City officials who drafted Mayor Michelle Wu’s Plan for a Safe, Active, and Healthy Summer last year cited input from focus groups and interviews with more than 500 Bostonians in putting together a program that included youth programming and support for community-based organizations.
A combination of higher costs for services like snow removal and health care for city workers has caused a nearly $50 million gap in revenue needed for the $4.9 billion FY27 budget proposed by the mayor last week.
Cuts in spending for youth jobs in the mayor’s budget have ignited outrage among many of those same people who benefitted from employment programs in the past.
“It is very discouraging to see that Mayor Wu is decreasing the amount of money for youth jobs while increasing the budget for Boston Police,” said Deborah Ejims, who works with Youth Justice and Power. “It shows that Mayor Wu doesn’t really care about the upcoming generation and the youths living and working in Boston.”
Wu’s proposal funds a popular summer jobs program for teens, who work during a six-week period in July and August, but it defunds entirely the year-round jobs program, which accounted for $5.9 million in last year’s budget.
Ejims and other teen activists decried the proposed cuts during a Monday Zoom meeting with Trinh Nguyen, the city’s chief of Worker Empowerment.
Activists on the call argued that the year-round jobs are a lifeline for teens, many of whose families depend on them for support. They contrasted the cuts with a $7 million increase to the Boston Police Department in the mayor’s budget plan.
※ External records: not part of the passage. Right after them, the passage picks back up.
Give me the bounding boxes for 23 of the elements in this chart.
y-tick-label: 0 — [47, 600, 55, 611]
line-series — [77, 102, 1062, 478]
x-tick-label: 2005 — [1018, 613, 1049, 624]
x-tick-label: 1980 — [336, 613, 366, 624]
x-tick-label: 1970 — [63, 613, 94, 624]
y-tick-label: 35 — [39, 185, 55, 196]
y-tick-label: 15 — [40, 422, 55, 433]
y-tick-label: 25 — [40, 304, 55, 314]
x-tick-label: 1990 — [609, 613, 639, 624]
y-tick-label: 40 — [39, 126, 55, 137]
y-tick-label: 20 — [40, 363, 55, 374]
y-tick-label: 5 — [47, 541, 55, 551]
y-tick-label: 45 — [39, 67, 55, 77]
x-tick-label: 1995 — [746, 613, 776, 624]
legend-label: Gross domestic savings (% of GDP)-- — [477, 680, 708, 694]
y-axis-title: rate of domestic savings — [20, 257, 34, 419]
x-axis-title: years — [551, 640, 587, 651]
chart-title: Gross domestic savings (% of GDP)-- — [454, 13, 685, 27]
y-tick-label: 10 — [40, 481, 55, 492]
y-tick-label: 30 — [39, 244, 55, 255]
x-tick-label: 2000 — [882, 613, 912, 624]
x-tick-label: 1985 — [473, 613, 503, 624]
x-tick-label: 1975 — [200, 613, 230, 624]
In 2023, the Wu administration launched its Office of Participatory Budgeting, following a 2021 ballot referendum in which voters supported the city setting aside a portion of its annual budget for residents to determine funding priorities. City officials said the funding areas residents prioritized would help determine the city’s budget priorities.
While Boston residents have consistently called for increased funding for affordable housing, legal services for immigrants, and food access, critics say those areas are instead facing cuts in the latest administration budget.
“The budget definitely did not fund the priorities expressed during participatory budgeting,” said Eliza Parad, a member of the Better Budget Alliance, a coalition of Boston-based nonprofits. “There’s lots of data that shows that people need stable housing and access to food — these are the things residents are asking for to keep communities stable.”
Said Joaquin Atallah Gutierrez, a member of the Youth Justice & Power Union: “Boston is not a cheap place to live, and the city also cut the Office of Housing, which is crazy.”
The Better Budget Alliance last year conducted interviews and surveys of nearly 700 Boston residents on their budgeting priorities and found that 75 percent of respondents wanted to see the city’s funding for policing cut. The group’s survey found that 68 percent of respondents cited housing as a top concern, 44 percent mentioned health and mental health, 40 percent pointed to immigrant support, 33 percent to help with monthly expenses, 30 percent to food aid, and 28 percent cited the environment.
The $7 million increase to the $477 million police department budget doesn’t keep pace with inflation, and multiple city departments, including the schools, are facing personnel cuts. Parad and other activists note that police overtime spending last year was $96 million— nearly $40 million over its $57 million budget allocation. They maintain that the BPD’s budget could absorb cuts to protect the priorities about safety that residents have outlined. “Youth jobs are among the things residents are asking for to keep communities safe,” she said.
On the hour-long Zoom call, several teens blasted the administration’s budgeting priorities.
“Mayor Wu claims she cares about the youth,” Atallah Gutierrez said. “I remember a couple of summers ago she said all the youth in Boston are going to have a job over the summer and a significant amount of young people were left unemployed.”
After listening to their testimony, Nguyen told participants the budget is a first draft and encouraged them to advocate for more funding.
“We’re going to work really hard to do whatever we can internally,” she said. We have to figure out a way to move forward.”